Pop culture obsessives writing for the pop culture obsessed.

Fire Emblem: Shadow Dragon

When Nintendo’s battlefield-tactics game Fire Emblem came out in 1990, it was a given that the release would be exclusive to Japan. In that era, Japanese publishers operated on a belief that complex strategy appealed only to the hometown crowd. As a result, U.S. gamers missed out on a generation of rich left-brain gaming—or settled for simplified adaptations like the infamous “Easytype” version of Final Fantasy IV.

Fortunately, the creators of Fire Emblem: Shadow Dragon didn’t sand down the sharp edges on this DS remake of the Fire Emblem origin story in its U.S. debut. The genius of the game is the way it ramps up difficulty with such care. After an optional prologue that teaches novices how to slide their Archers and Pegasus Knights around the map, the hand-holding ends. In lieu of the clumsy tutorials plaguing modern tactical games, Shadow Dragon introduces new challenges—rough terrain, say, or ornate enemy formations—with a patient rhythm and faith that players will figure it out.

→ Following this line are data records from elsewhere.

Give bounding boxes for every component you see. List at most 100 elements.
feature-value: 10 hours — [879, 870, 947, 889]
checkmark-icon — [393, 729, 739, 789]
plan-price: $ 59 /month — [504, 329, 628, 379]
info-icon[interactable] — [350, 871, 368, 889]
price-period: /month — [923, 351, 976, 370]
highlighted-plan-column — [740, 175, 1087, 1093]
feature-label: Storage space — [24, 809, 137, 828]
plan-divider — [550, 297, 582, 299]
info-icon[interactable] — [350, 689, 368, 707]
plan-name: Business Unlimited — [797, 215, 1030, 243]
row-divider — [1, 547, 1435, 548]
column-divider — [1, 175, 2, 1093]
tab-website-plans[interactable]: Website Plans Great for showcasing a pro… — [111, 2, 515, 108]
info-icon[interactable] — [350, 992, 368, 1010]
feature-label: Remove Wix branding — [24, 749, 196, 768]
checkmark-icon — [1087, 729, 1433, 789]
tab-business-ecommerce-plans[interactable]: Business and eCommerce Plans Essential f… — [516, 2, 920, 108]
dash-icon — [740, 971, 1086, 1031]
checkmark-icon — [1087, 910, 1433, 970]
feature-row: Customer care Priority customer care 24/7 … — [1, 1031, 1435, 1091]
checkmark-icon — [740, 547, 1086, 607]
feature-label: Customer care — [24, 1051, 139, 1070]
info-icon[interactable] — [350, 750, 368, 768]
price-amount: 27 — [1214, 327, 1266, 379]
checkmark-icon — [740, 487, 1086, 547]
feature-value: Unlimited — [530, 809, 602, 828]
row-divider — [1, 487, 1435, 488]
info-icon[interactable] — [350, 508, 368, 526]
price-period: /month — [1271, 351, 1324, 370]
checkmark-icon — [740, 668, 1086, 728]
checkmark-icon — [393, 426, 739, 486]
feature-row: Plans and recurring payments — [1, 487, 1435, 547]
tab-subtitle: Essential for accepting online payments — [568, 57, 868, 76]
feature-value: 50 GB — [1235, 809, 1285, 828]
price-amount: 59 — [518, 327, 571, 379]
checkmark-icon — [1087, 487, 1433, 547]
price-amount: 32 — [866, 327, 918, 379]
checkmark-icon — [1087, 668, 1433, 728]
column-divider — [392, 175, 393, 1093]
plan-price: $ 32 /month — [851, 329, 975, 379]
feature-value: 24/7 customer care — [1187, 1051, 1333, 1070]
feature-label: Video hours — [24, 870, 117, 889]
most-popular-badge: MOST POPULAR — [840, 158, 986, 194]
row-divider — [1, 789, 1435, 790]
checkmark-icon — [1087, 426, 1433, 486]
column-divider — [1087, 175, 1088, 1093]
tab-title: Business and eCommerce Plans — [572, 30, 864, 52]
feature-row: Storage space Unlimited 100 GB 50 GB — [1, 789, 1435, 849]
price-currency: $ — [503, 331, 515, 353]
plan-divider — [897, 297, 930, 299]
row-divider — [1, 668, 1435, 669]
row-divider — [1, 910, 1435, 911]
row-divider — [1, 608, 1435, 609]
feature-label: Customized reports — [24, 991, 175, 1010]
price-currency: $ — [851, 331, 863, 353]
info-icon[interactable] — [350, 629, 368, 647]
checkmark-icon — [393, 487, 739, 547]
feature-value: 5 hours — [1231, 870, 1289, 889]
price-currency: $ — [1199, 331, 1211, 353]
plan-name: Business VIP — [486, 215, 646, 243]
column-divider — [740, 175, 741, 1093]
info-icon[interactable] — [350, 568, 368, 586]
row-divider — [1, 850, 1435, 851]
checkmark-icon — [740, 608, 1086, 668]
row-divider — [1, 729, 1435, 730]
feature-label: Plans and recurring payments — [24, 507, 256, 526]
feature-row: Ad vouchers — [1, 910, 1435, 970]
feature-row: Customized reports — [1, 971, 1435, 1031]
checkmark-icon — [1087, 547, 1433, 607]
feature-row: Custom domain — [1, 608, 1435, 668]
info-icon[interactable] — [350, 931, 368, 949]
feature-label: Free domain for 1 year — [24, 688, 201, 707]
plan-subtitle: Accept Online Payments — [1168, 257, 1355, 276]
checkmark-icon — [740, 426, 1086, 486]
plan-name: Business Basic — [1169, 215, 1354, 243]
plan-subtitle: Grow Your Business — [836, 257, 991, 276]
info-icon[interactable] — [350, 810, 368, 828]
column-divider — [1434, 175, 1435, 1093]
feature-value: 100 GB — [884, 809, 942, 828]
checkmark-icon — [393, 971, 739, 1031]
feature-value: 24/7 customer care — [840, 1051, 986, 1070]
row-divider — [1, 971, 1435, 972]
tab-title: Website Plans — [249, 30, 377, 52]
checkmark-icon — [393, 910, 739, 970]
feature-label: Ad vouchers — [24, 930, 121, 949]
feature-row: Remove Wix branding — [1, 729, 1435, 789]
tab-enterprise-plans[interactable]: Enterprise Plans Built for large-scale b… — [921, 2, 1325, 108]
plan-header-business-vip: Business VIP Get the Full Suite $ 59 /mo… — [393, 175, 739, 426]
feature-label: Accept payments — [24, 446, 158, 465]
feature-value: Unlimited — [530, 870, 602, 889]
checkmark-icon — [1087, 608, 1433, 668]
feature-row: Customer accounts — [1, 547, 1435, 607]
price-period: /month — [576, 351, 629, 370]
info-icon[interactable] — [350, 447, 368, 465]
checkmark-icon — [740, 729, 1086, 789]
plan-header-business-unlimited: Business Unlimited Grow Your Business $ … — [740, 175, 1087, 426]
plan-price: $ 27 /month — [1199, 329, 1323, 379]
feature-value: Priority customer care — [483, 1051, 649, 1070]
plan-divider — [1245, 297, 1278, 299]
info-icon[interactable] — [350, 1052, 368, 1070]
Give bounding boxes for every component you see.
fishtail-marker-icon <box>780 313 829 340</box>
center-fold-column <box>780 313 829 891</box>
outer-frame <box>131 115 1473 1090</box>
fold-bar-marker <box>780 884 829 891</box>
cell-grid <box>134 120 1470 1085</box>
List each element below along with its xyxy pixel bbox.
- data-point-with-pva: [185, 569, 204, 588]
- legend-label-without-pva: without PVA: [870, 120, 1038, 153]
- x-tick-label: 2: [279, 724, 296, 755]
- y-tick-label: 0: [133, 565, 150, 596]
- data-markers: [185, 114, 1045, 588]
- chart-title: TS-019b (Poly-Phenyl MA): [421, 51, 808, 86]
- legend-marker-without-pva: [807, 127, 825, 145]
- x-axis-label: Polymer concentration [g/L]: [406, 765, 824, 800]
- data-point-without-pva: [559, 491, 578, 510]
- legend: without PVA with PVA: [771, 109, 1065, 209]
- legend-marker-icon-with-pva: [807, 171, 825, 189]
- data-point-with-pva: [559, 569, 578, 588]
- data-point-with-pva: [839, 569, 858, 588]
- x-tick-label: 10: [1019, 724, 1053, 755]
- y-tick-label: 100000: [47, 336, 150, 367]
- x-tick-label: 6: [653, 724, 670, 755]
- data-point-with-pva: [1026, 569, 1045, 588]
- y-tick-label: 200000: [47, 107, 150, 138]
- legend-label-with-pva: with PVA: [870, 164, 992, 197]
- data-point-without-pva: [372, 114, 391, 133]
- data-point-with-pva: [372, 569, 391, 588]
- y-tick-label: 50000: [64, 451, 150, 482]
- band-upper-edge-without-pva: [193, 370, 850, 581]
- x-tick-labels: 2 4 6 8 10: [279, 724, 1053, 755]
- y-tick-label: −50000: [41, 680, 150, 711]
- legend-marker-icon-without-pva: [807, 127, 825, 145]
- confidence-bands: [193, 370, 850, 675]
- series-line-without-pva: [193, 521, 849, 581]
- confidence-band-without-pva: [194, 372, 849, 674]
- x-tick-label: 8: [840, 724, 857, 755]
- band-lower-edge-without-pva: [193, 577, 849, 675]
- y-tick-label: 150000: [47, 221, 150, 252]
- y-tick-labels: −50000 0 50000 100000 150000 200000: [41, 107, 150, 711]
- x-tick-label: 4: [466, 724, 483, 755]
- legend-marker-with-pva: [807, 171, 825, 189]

A thin narrative weaves the game’s 25-plus battles together, as fallen prince Marth assembles a ragtag army against a sinister dragon lord. Shadow Dragon isn’t about the story, but you still may get attached to the characters. It’s wrenching to watch a loyal minion, whose fighting prowess you’ve carefully developed, die because you bungled the strategy on the ground. In this game, death is permanent—there are no Revive potions to save your mistakes—so life is that much more meaningful. It’s a simple yet inspired design choice that helped Fire Emblem define the tactical RPG subgenre two decades ago.

Beyond the game: The DS’ top screen, often a vestigial afterthought on retro remakes, is used to great effect here, offering a glut of information to sate your stat-freak urges.

Worth playing for: The chance to play it again. Two difficulty settings and the varied trial-and-error nature of the game make it an enticing replay prospect before you’ve even finished it the first time.

Frustration sets in when: Whether you use the buttons or the stylus, moving a dozen units across the battlefield grid is a tedious tapping exercise.

Final judgment: It shouldn’t have taken 19 years for Nintendo to dig up this Famicom gem.